Is Joan a real person? Did she really become Pope in 853 and reign until 855? I believe so! In fact the author states there are more historical references to Pope Joan than King Arthur and yet more children know the story of King Arthur. The reason why most people have never heard of Pope Joan is because when the Catholic church discovered Pope John Anglicus was a woman they tried to erase her from history by destroying documents and after Joan's papacy all future Popes were required to show their manhood before assuming the role of Pope.

I am so thankful that I am living now in this time and place instead of in the past. My children once asked me if I could go back in history and live at any moment, what year would I live in? My response was that I wouldn't go back, at least not as a woman. I enjoy the luxuries of today, like reading, writing, voting and working.

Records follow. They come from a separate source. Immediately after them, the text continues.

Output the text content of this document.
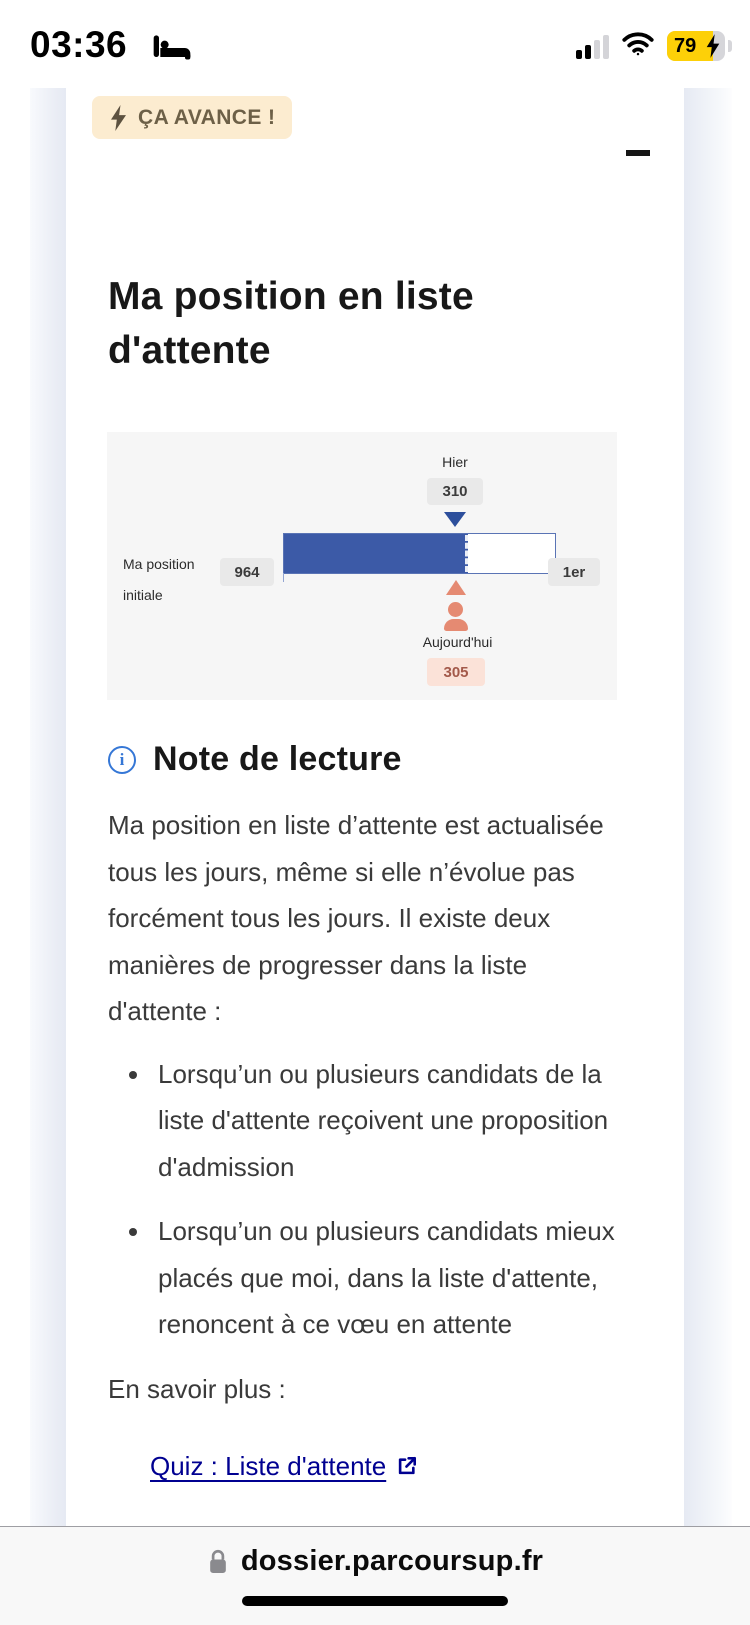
03:36	79
ÇA AVANCE !
Ma position en liste d'attente
Hier
310
Ma position
initiale
964	1er
Aujourd'hui
305
i Note de lecture

Ma position en liste d’attente est actualisée tous les jours, même si elle n’évolue pas forcément tous les jours. Il existe deux manières de progresser dans la liste d'attente :

• Lorsqu’un ou plusieurs candidats de la liste d'attente reçoivent une proposition d'admission
• Lorsqu’un ou plusieurs candidats mieux placés que moi, dans la liste d'attente, renoncent à ce vœu en attente
En savoir plus :
Quiz : Liste d'attente
dossier.parcoursup.fr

Women have more opportunities now than ever before and we still have a long way to go. I love being a woman in 2010.

I would consider this book to be one of the best books I have read so far this year. I am overjoyed to have discovered a movie version has been made but unfortunately I cannot find a U.S. release date. Leave a comment if you have some information about the film. The trailer looks great and so I included it in my post. You can also check out the website for Pope Joan at My advice to you is to definitely read this book and spread Joan's legacy to the world!

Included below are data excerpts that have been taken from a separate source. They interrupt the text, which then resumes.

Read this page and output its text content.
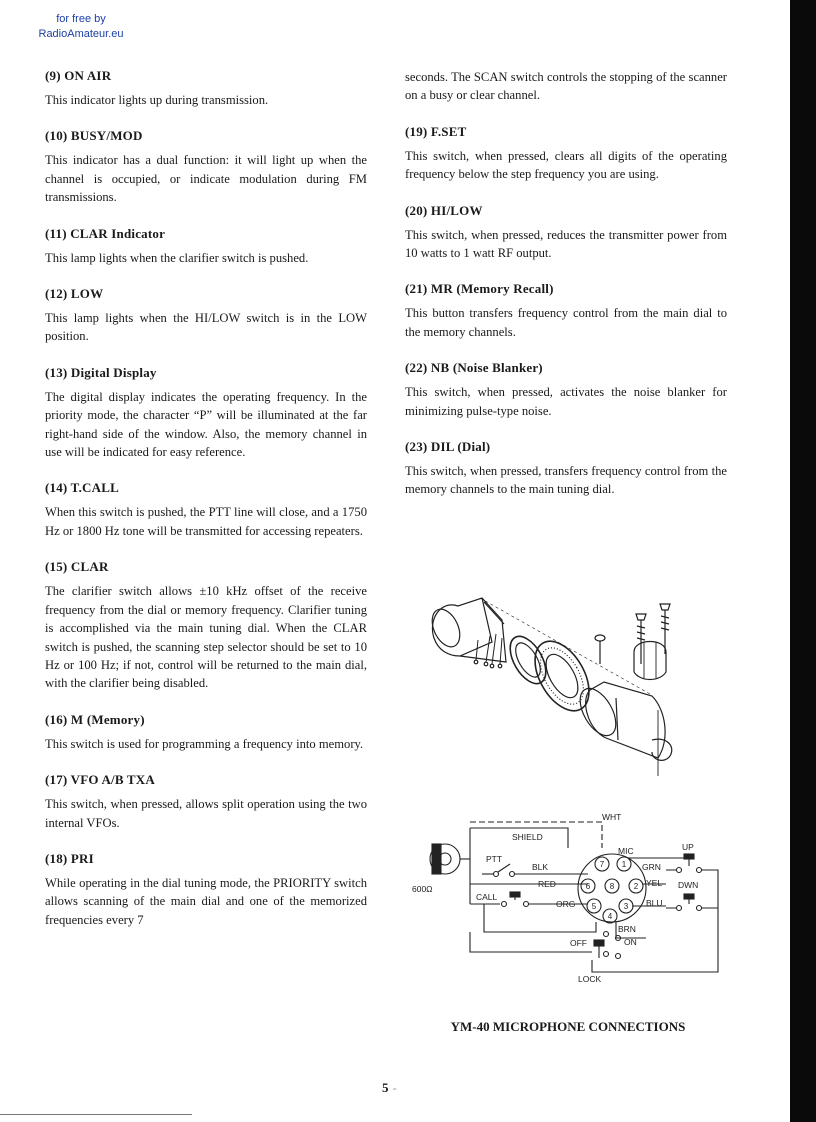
for free by
RadioAmateur.eu
(9) ON AIR

This indicator lights up during transmission.

(10) BUSY/MOD

This indicator has a dual function: it will light up when the channel is occupied, or indicate modulation during FM transmissions.

(11) CLAR Indicator

This lamp lights when the clarifier switch is pushed.

(12) LOW

This lamp lights when the HI/LOW switch is in the LOW position.

(13) Digital Display

The digital display indicates the operating frequency. In the priority mode, the character “P” will be illuminated at the far right-hand side of the window. Also, the memory channel in use will be indicated for easy reference.

(14) T.CALL

When this switch is pushed, the PTT line will close, and a 1750 Hz or 1800 Hz tone will be transmitted for accessing repeaters.

(15) CLAR

The clarifier switch allows ±10 kHz offset of the receive frequency from the dial or memory frequency. Clarifier tuning is accomplished via the main tuning dial. When the CLAR switch is pushed, the scanning step selector should be set to 10 Hz or 100 Hz; if not, control will be returned to the main dial, with the clarifier being disabled.

(16) M (Memory)

This switch is used for programming a frequency into memory.

(17) VFO A/B TXA

This switch, when pressed, allows split operation using the two internal VFOs.

(18) PRI

While operating in the dial tuning mode, the PRIORITY switch allows scanning of the main dial and one of the memorized frequencies every 7

seconds. The SCAN switch controls the stopping of the scanner on a busy or clear channel.

(19) F.SET

This switch, when pressed, clears all digits of the operating frequency below the step frequency you are using.

(20) HI/LOW

This switch, when pressed, reduces the transmitter power from 10 watts to 1 watt RF output.

(21) MR (Memory Recall)

This button transfers frequency control from the main dial to the memory channels.

(22) NB (Noise Blanker)

This switch, when pressed, activates the noise blanker for minimizing pulse-type noise.

(23) DIL (Dial)

This switch, when pressed, transfers frequency control from the memory channels to the main tuning dial.

WHT
SHIELD
PTT
BLK
RED
CALL
ORG
MIC
GRN
YEL
BLU
BRN
UP
DWN
OFF	ON
LOCK
600Ω
7 1
6 8 2
5	3
4
YM-40 MICROPHONE CONNECTIONS
5 -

  1. I absolutely loved, loved, loved this book. I read it a few years ago then sent it on a worldwide trek via bookcrossing! It was gone almost two years, but readers being the great people they are, it came home!

    I never knew there was a movie. I would love to see it. My two cents, I believe every word of what I read is based on truth.

    So glad you enjoyed this book.

  2. How interesting! It reminds me of the Egyptian Pharaoh Hatshepsut- the only female pharaoh. After her reign, the Egyptians tried erasing her from history by destroying her temples and artifacts. They didn't do very well- we actually have casts of parts of her temples here in Richmond, VA at the art museum. I'll check this out.

  3. I read this book 10+ years ago and I LOVED it. I still regularly recommedn it to people. I too have been looking for the movie come out in the US but I am not sure we'll be happy with what happens. Luckily The Girl With The Dragon Tattoo is hopefully reminding movie people that not all Americans hate subtitled movies, but I doubt it.